UK intelligence chief seeks greater powers
Militants in Syria are planning "mass casualty attacks" on Western targets, the head of British intelligence agency MI5 has warned, saying the deadly shooting in Paris was only a reminder of an ongoing threat.
Security Service chief Andrew Parker was referring in particular to a group of fighters known as Khorasan, sources said, who have been targeted by US warplanes in strikes in northwest Syria.
He warned that intelligence agencies needed more powers, in particular to intercept communications, but added: "Although we and our partners try our utmost, we know that we cannot hope to stop everything." Parker, who has led Britain's domestic intelligence agency since 2013, was speaking late Thursday, a day after gunmen stormed the offices of French satirical magazine Charlie Hebdo in Paris and killed 12 people.
He said it was too early to judge the details or the origin of the attack, but it was a "terrible reminder of the intentions of those who wish us harm".
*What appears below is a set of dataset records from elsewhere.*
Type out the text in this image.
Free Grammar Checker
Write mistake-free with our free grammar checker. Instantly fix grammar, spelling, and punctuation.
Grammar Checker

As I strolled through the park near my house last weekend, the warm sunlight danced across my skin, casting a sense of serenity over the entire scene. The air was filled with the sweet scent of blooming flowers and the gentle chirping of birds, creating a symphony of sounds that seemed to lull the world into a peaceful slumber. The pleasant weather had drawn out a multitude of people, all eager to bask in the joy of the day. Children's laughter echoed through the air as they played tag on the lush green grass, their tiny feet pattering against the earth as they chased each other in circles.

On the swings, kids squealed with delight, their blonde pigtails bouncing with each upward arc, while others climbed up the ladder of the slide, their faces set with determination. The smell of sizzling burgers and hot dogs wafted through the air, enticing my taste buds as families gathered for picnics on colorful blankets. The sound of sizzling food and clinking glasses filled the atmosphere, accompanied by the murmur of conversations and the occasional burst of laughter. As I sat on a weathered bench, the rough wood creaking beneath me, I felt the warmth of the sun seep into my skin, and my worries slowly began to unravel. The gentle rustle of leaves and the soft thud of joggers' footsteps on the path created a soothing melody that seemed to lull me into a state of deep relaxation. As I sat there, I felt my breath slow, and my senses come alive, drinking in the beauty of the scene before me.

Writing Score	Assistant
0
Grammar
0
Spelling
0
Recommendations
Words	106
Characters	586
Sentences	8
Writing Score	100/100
The Islamic State group in Syria and Iraq is a well-known threat, targeting Britain and seeking to radicalise Britons, with Parker saying an estimated 600 have gone there to fight.
But the MI5 chief added: "We know, for example, that a group of core Al-Qaeda terrorists in Syria is planning mass casualty attacks against the West."
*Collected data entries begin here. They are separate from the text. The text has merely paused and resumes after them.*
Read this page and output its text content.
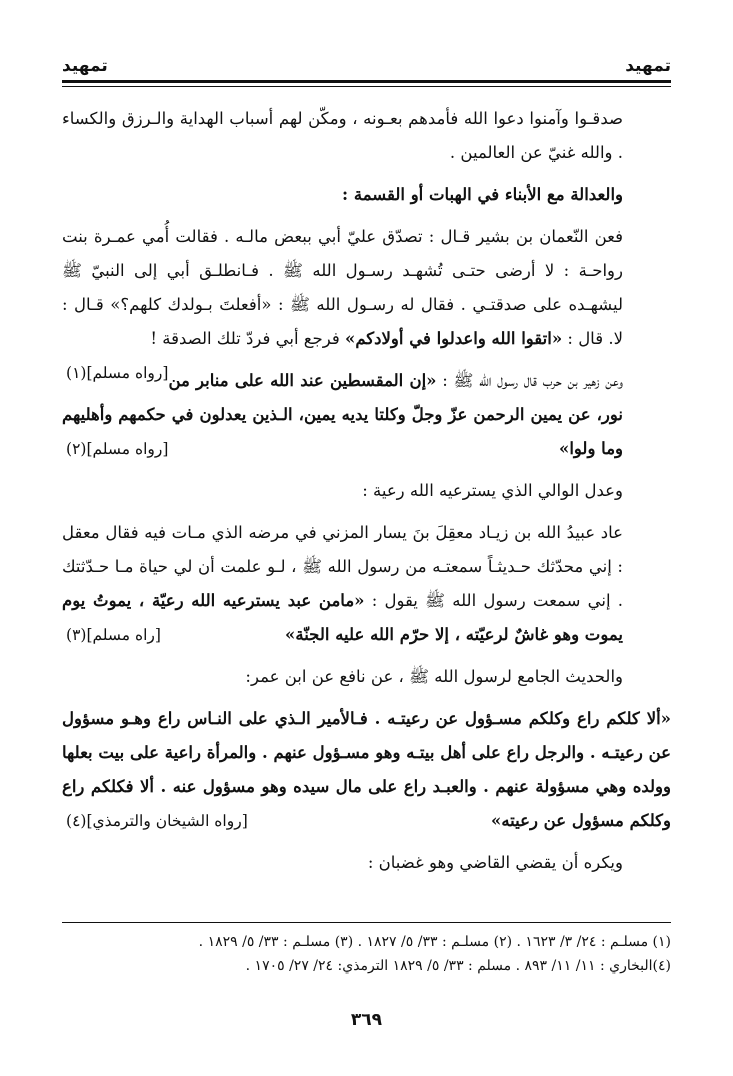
تمهيد
تمهيد

صدقـوا وآمنوا دعوا الله فأمدهم بعـونه ، ومكّن لهم أسباب الهداية والـرزق والكساء . والله غنيّ عن العالمين .

والعدالة مع الأبناء في الهبات أو القسمة :

فعن النّعمان بن بشير قـال : تصدّق عليّ أبي ببعض مالـه . فقالت أُمي عمـرة بنت رواحـة : لا أرضى حتـى تُشهـد رسـول الله ﷺ . فـانطلـق أبي إلى النبيّ ﷺ ليشهـده على صدقتـي . فقال له رسـول الله ﷺ : «أفعلتَ بـولدك كلهم؟» قـال : لا. قال : «اتقوا الله واعدلوا في أولادكم» فرجع أبي فردّ تلك الصدقة !
[رواه مسلم](١)	وعن زهير بن حرب قال رسول الله ﷺ : «إن المقسطين عند الله على منابر من نور، عن يمين الرحمن عزّ وجلّ وكلتا يديه يمين، الـذين يعدلون في حكمهم وأهليهم وما ولوا»
[رواه مسلم](٢)

وعدل الوالي الذي يسترعيه الله رعية :

عاد عبيدُ الله بن زيـاد معقِلَ بنَ يسار المزني في مرضه الذي مـات فيه فقال معقل : إني محدّثك حـديثـاً سمعتـه من رسول الله ﷺ ، لـو علمت أن لي حياة مـا حـدّثتك . إني سمعت رسول الله ﷺ يقول : «مامن عبد يسترعيه الله رعيّة ، يموتُ يوم يموت وهو غاشٌ لرعيّته ، إلا حرّم الله عليه الجنّة»
[راه مسلم](٣)

والحديث الجامع لرسول الله ﷺ ، عن نافع عن ابن عمر:

«ألا كلكم راع وكلكم مسـؤول عن رعيتـه . فـالأمير الـذي على النـاس راع وهـو مسؤول عن رعيتـه . والرجل راع على أهل بيتـه وهو مسـؤول عنهم . والمرأة راعية على بيت بعلها وولده وهي مسؤولة عنهم . والعبـد راع على مال سيده وهو مسؤول عنه . ألا فكلكم راع وكلكم مسؤول عن رعيته»
[رواه الشيخان والترمذي](٤)

ويكره أن يقضي القاضي وهو غضبان :

(١) مسلـم : ٢٤/ ٣/ ١٦٢٣ . (٢) مسلـم : ٣٣/ ٥/ ١٨٢٧ . (٣) مسلـم : ٣٣/ ٥/ ١٨٢٩ .
(٤)البخاري : ١١/ ١١/ ٨٩٣ . مسلم : ٣٣/ ٥/ ١٨٢٩ الترمذي: ٢٤/ ٢٧/ ١٧٠٥ .
٣٦٩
US officials say the group includes Al-Qaeda operatives from Afghanistan and Pakistan who made their way to Syria, although experts caution they are not a distinct group but are part of Al-Nusra Front, Al-Qaeda's Syrian branch.
More powers
After laying out the threats, Parker made a fresh call for more powers for the security services an issue that is of ongoing and heated debate in Britain, as elsewhere.
"My sharpest concern as director general of MI5 is the growing gap between the increasingly challenging threat and the decreasingly availability of capabilities to address it," he said.
A previous bill to force companies to keep data about people's online conversations, social media activity, calls and texts for a year was dropped after opposition from the junior coalition partners in the government.
But another law was published in November that would oblige Internet service providers to hand over data on Internet Protocol (IP) addresses to trace individual smartphone and computer users.
French Prime Minister Manuel Valls made a similar point Friday, saying: "It will be no doubt necessarily to take new measures" to respond to the terror threat. France has invited ministers from other European countries and the United States to Paris on Sunday to discuss their common security challenges.